The vegetable is also cooked with meat or fish in traditional Greek dishes, as a secondary ingredient but also, at times, as the protagonist. Leeks with pork or beef are hearty winter dishes, and you’ll often find them prepared with hake or salt cod in various ways: baked, in a kind of stew or in a casserole. Like the eastern Cretan dish called bakaliaros kentane (μπακαλιάρος κεντανέ), a delicious casserole made with leeks, potatoes and salt cod in a lemony sauce.
I love to cook with leeks, as I find their divine sweetness so comforting. Although they taste great with many ingredients, I prefer to focus on them once in a while, especially when I’m eating less meat and looking to create interesting mains made with simple, seasonal vegetables.
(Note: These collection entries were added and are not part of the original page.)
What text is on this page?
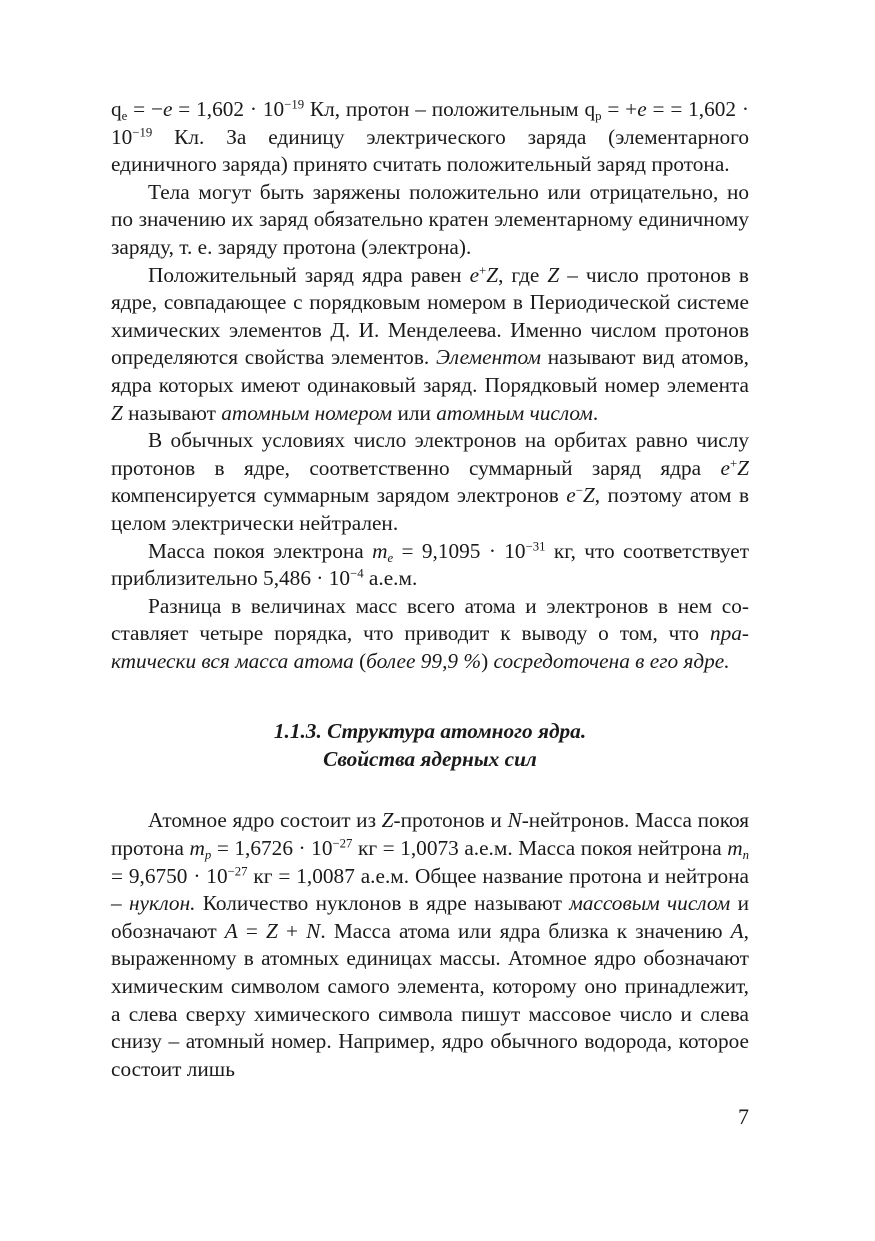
$q_e = -e = 1,602 \cdot 10^{-19}$ Кл, протон – положительным $q_p = +e$ = = $1,602 \cdot 10^{-19}$ Кл. За единицу электрического заряда (элементарного единичного заряда) принято считать положительный заряд протона.

Тела могут быть заряжены положительно или отрицательно, но по значению их заряд обязательно кратен элементарному единичному заряду, т. е. заряду протона (электрона).

Положительный заряд ядра равен e+Z, где Z – число протонов в ядре, совпадающее с порядковым номером в Периодической системе химических элементов Д. И. Менделеева. Именно числом протонов определяются свойства элементов. Элементом называют вид атомов, ядра которых имеют одинаковый заряд. Порядковый номер элемента Z называют атомным номером или атомным числом.

В обычных условиях число электронов на орбитах равно числу протонов в ядре, соответственно суммарный заряд ядра e+Z компенсируется суммарным зарядом электронов e−Z, поэтому атом в целом электрически нейтрален.

Масса покоя электрона $m_e = 9,1095 \cdot 10^{-31}$ кг, что соответствует приблизительно $5,486 \cdot 10^{-4}$ а.е.м.

Разница в величинах масс всего атома и электронов в нем составляет четыре порядка, что приводит к выводу о том, что практически вся масса атома (более 99,9 %) сосредоточена в его ядре.

1.1.3. Структура атомного ядра.
Свойства ядерных сил

Атомное ядро состоит из Z-протонов и N-нейтронов. Масса покоя протона $m_p = 1,6726 \cdot 10^{-27}$ кг = 1,0073 а.е.м. Масса покоя нейтрона $m_n = 9,6750 \cdot 10^{-27}$ кг = 1,0087 а.е.м. Общее название протона и нейтрона – нуклон. Количество нуклонов в ядре называют массовым числом и обозначают A = Z + N. Масса атома или ядра близка к значению A, выраженному в атомных единицах массы. Атомное ядро обозначают химическим символом самого элемента, которому оно принадлежит, а слева сверху химического символа пишут массовое число и слева снизу – атомный номер. Например, ядро обычного водорода, которое состоит лишь

7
This is my version of prasa ladera (leeks cooked in olive oil). I add other vegetables to amp up the taste and a couple of potatoes to make it more filling. Like so many other Greek dishes, the use of herbs is crucial – here I am using celery fronds (or Chinese celery) – as is plenty of fresh lemon juice. I typically pair it with fresh, warm bread and feta for a hearty vegetarian meal, but it’s so versatile that you can enjoy it in a number of ways: You can keep it vegan by skipping the cheese; you can serve it with steamed rice or pasta; you can combine or serve it with eggs; you can have it as a side for grilled meats, poultry or fish; or you can even use it in salads, sandwiches, tacos and all sort of wraps.
Recipe: Prasa Ladera
For 4 servings
1 kg leeks sliced into 1-inch rounds
2 small onions, chopped
2 garlic cloves, chopped
1 bay leaf
3 carrots, diced
2 small potatoes, peeled and diced
1 sweet red pepper, diced
1 sweet green pepper, diced
½ cup chopped celery fronds or Chinese celery leaves
2 tbsp + 50 ml olive oil
½ cup dry white wine
½ cup water or vegetable stock
½ tsp ground coriander seeds
¼ tsp chili powder (optional)
50 ml lemon juice (or more according to taste)
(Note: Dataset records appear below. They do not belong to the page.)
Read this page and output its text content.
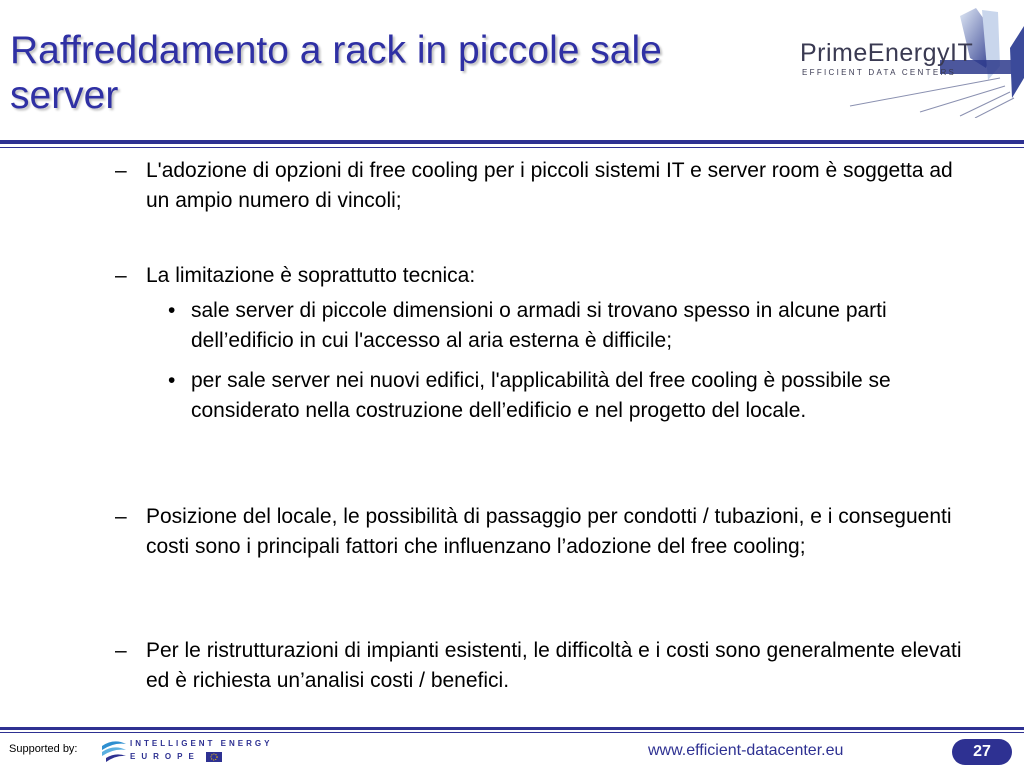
Raffreddamento a rack in piccole sale server
PrimeEnergyIT
EFFICIENT DATA CENTERS
– L'adozione di opzioni di free cooling per i piccoli sistemi IT e server room è soggetta ad un ampio numero di vincoli;
– La limitazione è soprattutto tecnica:
• sale server di piccole dimensioni o armadi si trovano spesso in alcune parti dell’edificio in cui l'accesso al aria esterna è difficile;
• per sale server nei nuovi edifici, l'applicabilità del free cooling è possibile se considerato nella costruzione dell’edificio e nel progetto del locale.
– Posizione del locale, le possibilità di passaggio per condotti / tubazioni, e i conseguenti costi sono i principali fattori che influenzano l’adozione del free cooling;
– Per le ristrutturazioni di impianti esistenti, le difficoltà e i costi sono generalmente elevati ed è richiesta un’analisi costi / benefici.
Supported by:	INTELLIGENT ENERGY
EUROPE	www.efficient-datacenter.eu	27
Salt and black pepper to taste
Put a large casserole dish on medium high heat. Add 2 tbsp olive oil and sauté the onions until glossy and translucent. Add in the leeks and bay leaf, and season with salt (this will help them lose most of their fluid). Stir gently until they go soft and most of the liquid is evaporated. Add in the carrots, potatoes, peppers and garlic and ground coriander, and stir for about a minute. Pour in the wine, stir and add in the water or vegetable stock. Bring the heat down to medium low, season with salt, black pepper and the chili powder, if using. Cover and gently simmer for about 15-20 minutes, until the potatoes and carrots are done and most of the liquid is absorbed (you may need to keep it simmering uncovered for about 5 minutes if there’s still too much liquid).
Add in the chopped celery fronds and 50 ml of olive oil, stir gently, adjust seasoning if necessary, cover and let simmer at low heat for 5 minutes. Remove from heat, and stir in the lemon juice. Let it stand for 5-10 minutes and serve.